I think we’ve had much worse seasons, more toxic anyway.
We were all feeling positive when the Pearce era started.We're all waiting.
We finished his first season in 8th place, we had the best defensive record in the league outside the Sky Four, we were unbeaten in our last eight games of the season and were a penalty kick away from qualifying for the UEFA Cup outright (no Fair Play whatsanameit). Plus Shauny Wright was arguably in the top three players in the league that season.

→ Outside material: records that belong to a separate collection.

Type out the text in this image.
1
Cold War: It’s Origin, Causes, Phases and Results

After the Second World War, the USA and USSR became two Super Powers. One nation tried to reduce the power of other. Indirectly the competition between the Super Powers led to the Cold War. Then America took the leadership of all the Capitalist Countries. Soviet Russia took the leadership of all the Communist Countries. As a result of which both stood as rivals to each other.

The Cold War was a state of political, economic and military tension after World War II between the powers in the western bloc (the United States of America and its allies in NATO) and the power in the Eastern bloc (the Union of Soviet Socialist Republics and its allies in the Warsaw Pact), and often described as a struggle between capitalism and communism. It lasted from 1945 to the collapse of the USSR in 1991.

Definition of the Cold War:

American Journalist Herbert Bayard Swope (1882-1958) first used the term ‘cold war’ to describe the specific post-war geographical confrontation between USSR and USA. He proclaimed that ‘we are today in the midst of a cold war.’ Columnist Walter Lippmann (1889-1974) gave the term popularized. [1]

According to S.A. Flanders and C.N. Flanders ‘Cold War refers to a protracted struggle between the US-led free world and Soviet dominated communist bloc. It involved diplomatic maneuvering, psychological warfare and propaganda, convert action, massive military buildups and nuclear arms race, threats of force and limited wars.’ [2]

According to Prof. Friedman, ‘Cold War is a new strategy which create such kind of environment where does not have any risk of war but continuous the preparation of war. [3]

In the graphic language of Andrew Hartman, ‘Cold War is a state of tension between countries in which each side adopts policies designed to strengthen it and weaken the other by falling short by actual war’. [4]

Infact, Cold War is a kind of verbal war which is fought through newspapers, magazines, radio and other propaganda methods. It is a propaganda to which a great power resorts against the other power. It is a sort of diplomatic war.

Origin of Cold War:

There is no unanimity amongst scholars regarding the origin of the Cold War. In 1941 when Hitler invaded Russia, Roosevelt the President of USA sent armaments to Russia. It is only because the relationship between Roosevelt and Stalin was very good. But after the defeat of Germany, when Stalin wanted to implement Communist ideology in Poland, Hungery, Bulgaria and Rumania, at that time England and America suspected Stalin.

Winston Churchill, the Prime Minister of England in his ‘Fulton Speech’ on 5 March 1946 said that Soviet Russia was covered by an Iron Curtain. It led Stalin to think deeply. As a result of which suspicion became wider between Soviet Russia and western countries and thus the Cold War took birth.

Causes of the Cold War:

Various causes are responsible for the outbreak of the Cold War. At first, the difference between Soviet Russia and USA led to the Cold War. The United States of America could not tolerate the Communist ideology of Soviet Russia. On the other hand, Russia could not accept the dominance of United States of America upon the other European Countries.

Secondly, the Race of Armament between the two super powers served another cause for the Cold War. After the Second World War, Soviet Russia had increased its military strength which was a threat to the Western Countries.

Remember the atmosphere at Spurs away when they refused to sell alcohol to us in the away stand so we all went back to the seats and sang ‘when the Blues go marching in’ for the entirety of half time and carried on singing all second half despite losing. Remember the atmosphere at Villa away where we had the usual away end we get now plus the entire bottom tier adjacent to the away end (we must have had 5,000 there for a league game) when Shauny Wright (wonder goal!) and Kiki Musampa won the game for us?
It definitely wasn’t toxic then.
Even the next two seasons were more boring than they were toxic.
Blackburn away in the FA Cup was a toxic atmosphere, although more of a one-off… and saying that, Pearce did better in the FA Cup with two quarter final appearances than any manager for decades. But on the whole, rather than trying to break into the stadium to storm the boardroom or throwing things at the board members when they were leaving the stadium like we did a decade earlier, people just stopped turning up. We only had a 39,997 average attendance in his final season, compared to over 42,000 in every season around that for five years (although even 39,997 puts a lot of so called big clubs and great sets of fans to shame even today when you consider we didn’t score a goal for five months!).
We knew the situation was due to lack of funds so we were more forgiving to Wardle.
Even so, the Emile Mpenza winner at Newcastle and the ‘limbs’ in the away end is still one of the best goal celebrations I’ve ever been part of. We were safe from relegation and could look forward to the next season.